As a kid, I loved eating ravioli, and as an adult I still like eating it. It's one of my favorite meals. But as a dad, ravioli has become my enemy. Why? Because it may be the single messiest meal for kids. You are pretty much guaranteed that if you give your sweet little infant a bowl of ravioli, they will end up with an epic sauce and noodle disaster.
So I hate ravioli. My wife, however, doesn't seem to be so bothered by it. Every once in a while she will say to me, "Dan, should we have ravioli for dinner tonight?" I always look at her funny when she says this, as if she said, "Hey, how about we go ahead and sign ourselves up for an extra hour of dinner cleanup? Wouldn't that be fun?"

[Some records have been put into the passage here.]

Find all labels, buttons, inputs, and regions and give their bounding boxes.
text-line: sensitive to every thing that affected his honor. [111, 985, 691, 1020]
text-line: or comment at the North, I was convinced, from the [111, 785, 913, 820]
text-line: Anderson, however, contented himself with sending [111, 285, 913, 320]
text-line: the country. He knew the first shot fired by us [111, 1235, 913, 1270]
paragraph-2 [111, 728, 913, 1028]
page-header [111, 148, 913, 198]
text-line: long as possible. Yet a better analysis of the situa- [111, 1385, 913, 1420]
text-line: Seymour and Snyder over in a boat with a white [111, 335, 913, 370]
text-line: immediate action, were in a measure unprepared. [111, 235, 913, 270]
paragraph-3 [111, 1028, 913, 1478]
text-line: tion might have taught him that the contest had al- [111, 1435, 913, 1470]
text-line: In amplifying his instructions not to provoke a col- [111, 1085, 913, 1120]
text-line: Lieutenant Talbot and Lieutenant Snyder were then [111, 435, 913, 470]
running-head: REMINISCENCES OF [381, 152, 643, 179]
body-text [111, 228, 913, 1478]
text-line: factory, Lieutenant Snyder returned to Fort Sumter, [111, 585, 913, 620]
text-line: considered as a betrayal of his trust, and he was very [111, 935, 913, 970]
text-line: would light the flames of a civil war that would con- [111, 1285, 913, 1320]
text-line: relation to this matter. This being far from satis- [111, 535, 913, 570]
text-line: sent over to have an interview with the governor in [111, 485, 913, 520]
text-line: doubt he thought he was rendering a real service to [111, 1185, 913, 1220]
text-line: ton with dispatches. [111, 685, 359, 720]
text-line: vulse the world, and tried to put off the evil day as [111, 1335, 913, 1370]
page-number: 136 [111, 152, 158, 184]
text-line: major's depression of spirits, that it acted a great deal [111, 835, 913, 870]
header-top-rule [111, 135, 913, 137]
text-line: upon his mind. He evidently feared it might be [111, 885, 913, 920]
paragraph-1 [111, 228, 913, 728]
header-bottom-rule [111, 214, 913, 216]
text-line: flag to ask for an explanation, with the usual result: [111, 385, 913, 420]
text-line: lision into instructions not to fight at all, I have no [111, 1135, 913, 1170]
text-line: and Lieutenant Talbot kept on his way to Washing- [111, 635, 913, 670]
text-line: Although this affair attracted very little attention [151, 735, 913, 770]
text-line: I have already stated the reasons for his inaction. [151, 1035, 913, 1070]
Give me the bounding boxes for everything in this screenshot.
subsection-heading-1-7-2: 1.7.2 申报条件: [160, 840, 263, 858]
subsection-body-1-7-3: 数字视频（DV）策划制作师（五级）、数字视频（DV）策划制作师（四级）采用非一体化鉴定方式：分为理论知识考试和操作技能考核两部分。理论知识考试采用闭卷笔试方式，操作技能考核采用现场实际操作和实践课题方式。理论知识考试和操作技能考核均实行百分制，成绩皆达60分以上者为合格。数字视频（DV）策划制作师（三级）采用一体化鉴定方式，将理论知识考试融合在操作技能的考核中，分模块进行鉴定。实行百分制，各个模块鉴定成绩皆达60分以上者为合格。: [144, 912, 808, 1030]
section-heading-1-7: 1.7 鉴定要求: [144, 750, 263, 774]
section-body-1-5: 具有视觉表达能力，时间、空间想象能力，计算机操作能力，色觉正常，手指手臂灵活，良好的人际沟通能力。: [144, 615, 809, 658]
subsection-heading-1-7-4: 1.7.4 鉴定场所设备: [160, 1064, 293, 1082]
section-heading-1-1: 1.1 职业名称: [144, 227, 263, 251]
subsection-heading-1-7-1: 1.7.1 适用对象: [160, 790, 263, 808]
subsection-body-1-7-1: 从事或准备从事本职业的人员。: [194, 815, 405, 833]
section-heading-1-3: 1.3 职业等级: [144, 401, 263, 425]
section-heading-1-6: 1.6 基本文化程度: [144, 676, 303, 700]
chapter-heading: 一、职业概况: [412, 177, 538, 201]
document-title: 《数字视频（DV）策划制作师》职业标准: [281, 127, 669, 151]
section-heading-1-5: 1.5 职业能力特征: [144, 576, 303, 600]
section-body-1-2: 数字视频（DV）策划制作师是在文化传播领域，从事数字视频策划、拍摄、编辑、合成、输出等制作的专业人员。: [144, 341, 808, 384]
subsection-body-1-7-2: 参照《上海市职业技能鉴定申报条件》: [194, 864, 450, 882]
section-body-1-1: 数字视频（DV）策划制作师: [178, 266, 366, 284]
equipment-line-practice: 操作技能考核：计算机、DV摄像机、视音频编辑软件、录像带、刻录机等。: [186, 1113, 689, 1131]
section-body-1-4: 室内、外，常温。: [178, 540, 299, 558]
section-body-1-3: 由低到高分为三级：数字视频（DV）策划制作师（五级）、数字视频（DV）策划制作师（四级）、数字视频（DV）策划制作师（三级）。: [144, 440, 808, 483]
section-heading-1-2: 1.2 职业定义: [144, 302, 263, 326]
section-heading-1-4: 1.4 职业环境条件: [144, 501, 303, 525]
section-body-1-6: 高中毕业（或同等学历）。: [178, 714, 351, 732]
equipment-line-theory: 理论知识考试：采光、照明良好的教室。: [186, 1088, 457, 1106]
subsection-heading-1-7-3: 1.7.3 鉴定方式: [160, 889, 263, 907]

Angela and I often see things like ravioli differently. I choose the path of least resistance. She isn't bothered by the potential disaster that is ravioli. I thought of this as I consider the job of parenting. I wonder if the avoid-ravioli approach is our default approach with our kids. We choose the path of least resistance.
Our tendency as parents is to shelter our children. We want to create a safe environment so they don't mess anything up, so they don't get hurt. So we work hard to keep all negative influences out of their lives. We avoid the ravioli.
Most of the time this is good, because we as parents should guard our children, we should watch over them, we should filter their influences. But that is not our only job. It is also our task to train them up to live out their faith in a sin-soaked world. I wonder if we often keep our kids from any hint of risk or danger at their detriment. We keep the ravioli from them because we don't want to do the hard work of cleaning it up. We fear the influences with our teens, so we so shelter them from any friends at all. We don't like the youth leader's music or movie styles so we keep them from youth group. We worry about the media, so we keep any and all media from their consumption.
The problem with this approach is that our children can grow up without being equipped to live in this world and bring light to darkness. I'm not saying we should have no rules or standards. And every home draws the lines a bit differently.
However, I think part of our desire to hang on tight to our children is that we don't want to see them ever experience hurt. We don't want them to live with any consequences of risk. In doing so, we rob them of the lessons learned in brokenness. And by choosing the path of least resistance, in sparing ourselves from having to deal with the fallout of their choices, we think tightening things up, hanging on, sheltering will help them avoid the pitfalls of life.
But sometimes our kids need to eat ravioli, to get it all up in their hair and all over the high-chair and on the floor. They need to make a royal mess of themselves, so they can see their own brokenness, their own need for a Savior, and can learn the lesson of failure.